All three major U.S. indices rose marginally Thursday, with the S&P 500 up as much as 0.6%, before the Dow Jones Industrial Average dipped into negative territory. The index is flat for the week, while investors have been piling into the 10 year treasury bond, which now yields 0.61%, down from the 0.63% it yielded Wednesday and 0.76% Monday. Investors seem to be moving into safety. 

Jobless claims for the past week totaled more than 5 million, making the total number of people captured in the data about 15 million, a significant portion of the population. 

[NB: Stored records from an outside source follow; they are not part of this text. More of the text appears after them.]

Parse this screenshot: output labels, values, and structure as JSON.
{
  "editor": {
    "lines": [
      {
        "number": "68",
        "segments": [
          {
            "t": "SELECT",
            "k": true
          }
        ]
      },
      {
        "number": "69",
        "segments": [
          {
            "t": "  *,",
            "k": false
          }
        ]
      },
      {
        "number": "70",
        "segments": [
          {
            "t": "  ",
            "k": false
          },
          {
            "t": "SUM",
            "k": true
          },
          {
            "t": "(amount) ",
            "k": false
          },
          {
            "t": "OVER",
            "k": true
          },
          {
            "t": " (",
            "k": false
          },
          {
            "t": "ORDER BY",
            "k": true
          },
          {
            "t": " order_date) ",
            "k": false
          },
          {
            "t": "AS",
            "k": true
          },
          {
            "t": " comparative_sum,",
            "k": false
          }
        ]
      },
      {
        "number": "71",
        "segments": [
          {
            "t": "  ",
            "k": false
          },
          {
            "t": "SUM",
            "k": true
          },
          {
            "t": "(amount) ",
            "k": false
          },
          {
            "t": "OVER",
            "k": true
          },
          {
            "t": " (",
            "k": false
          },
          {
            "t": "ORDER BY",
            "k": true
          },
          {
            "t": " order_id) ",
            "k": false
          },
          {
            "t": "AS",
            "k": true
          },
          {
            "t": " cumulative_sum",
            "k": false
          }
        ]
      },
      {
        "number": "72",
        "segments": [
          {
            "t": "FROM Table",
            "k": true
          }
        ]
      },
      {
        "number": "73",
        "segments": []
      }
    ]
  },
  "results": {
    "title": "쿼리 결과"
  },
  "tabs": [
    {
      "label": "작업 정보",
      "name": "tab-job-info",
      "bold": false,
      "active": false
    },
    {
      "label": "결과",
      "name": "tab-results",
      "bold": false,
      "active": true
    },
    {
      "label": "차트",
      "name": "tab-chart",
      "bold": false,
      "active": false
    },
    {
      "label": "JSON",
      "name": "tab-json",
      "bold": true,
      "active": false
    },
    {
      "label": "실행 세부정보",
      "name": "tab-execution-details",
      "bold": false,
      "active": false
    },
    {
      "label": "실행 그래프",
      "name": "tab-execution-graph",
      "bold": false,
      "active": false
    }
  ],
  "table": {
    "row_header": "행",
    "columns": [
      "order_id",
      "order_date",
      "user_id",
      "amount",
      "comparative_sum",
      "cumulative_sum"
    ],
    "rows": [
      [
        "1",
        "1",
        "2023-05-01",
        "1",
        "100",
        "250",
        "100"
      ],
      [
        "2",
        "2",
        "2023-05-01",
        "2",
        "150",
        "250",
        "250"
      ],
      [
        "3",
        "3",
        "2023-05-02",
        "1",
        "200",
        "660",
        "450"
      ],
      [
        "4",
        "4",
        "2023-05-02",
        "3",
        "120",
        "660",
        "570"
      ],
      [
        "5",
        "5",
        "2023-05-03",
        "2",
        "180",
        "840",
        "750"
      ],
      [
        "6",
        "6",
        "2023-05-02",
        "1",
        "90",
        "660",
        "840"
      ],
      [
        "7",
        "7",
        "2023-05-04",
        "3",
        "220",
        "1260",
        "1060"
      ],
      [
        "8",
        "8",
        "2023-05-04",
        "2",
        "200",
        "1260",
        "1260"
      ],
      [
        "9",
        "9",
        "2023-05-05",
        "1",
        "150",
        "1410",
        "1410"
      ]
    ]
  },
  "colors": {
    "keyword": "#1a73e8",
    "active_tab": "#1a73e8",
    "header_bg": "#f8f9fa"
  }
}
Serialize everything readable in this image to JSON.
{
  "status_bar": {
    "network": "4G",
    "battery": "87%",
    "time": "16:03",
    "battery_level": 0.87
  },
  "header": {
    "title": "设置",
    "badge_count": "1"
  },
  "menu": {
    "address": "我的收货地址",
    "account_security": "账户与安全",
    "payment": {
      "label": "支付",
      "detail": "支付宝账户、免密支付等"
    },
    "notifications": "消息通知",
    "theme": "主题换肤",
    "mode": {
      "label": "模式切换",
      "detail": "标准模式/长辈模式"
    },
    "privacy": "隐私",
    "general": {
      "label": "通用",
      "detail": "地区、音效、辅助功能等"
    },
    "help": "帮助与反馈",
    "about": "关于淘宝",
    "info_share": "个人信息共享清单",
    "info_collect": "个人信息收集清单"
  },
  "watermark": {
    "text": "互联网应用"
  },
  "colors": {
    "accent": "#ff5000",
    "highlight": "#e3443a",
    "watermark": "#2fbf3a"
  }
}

Positively, Germany may reopen its economy and some states in the U.S. may also do so, although some investors have “confusion” over that, according to Lauren Goodwin, economist and multi-asset strategist at New York Life Investments. 

Stocks have risen 24% from their 2020 lows made March 23 as investors have looked past 2020, pricing in a rebound from what is likely a recession. 

But stocks have been and may remain "range bound” in the near-term, while earnings estimates catch up to prices, CLS Investments’ Chief Investment Officer Marc Pfeffer Told TheStreet. 

As for sentiment more broadly, “Global risk appetite deteriorates as ugly economic data added to weak bank earnings confirm that a size-able recession is knocking on the door,” wrote Ipek Ozkardeskaya, senior analyst at Swissquote Bank in emailed remarks to reporters. “Chances are that we see a renewed bearish wave."

"Worries over the damage done to economic growth from social distancing policies have resurfaced,” wrote Jasper Lawler, head of research at London Capital Group. "This is raising alarm bells about the current market rally.”

Meanwhile, United Airlines  (UAL) - Get Report secured $5 billion, mostly in grants, from the government, while some of the amount is a low interest loan. The stock still fell 7.93% Thursday and is down 67% year-to-date.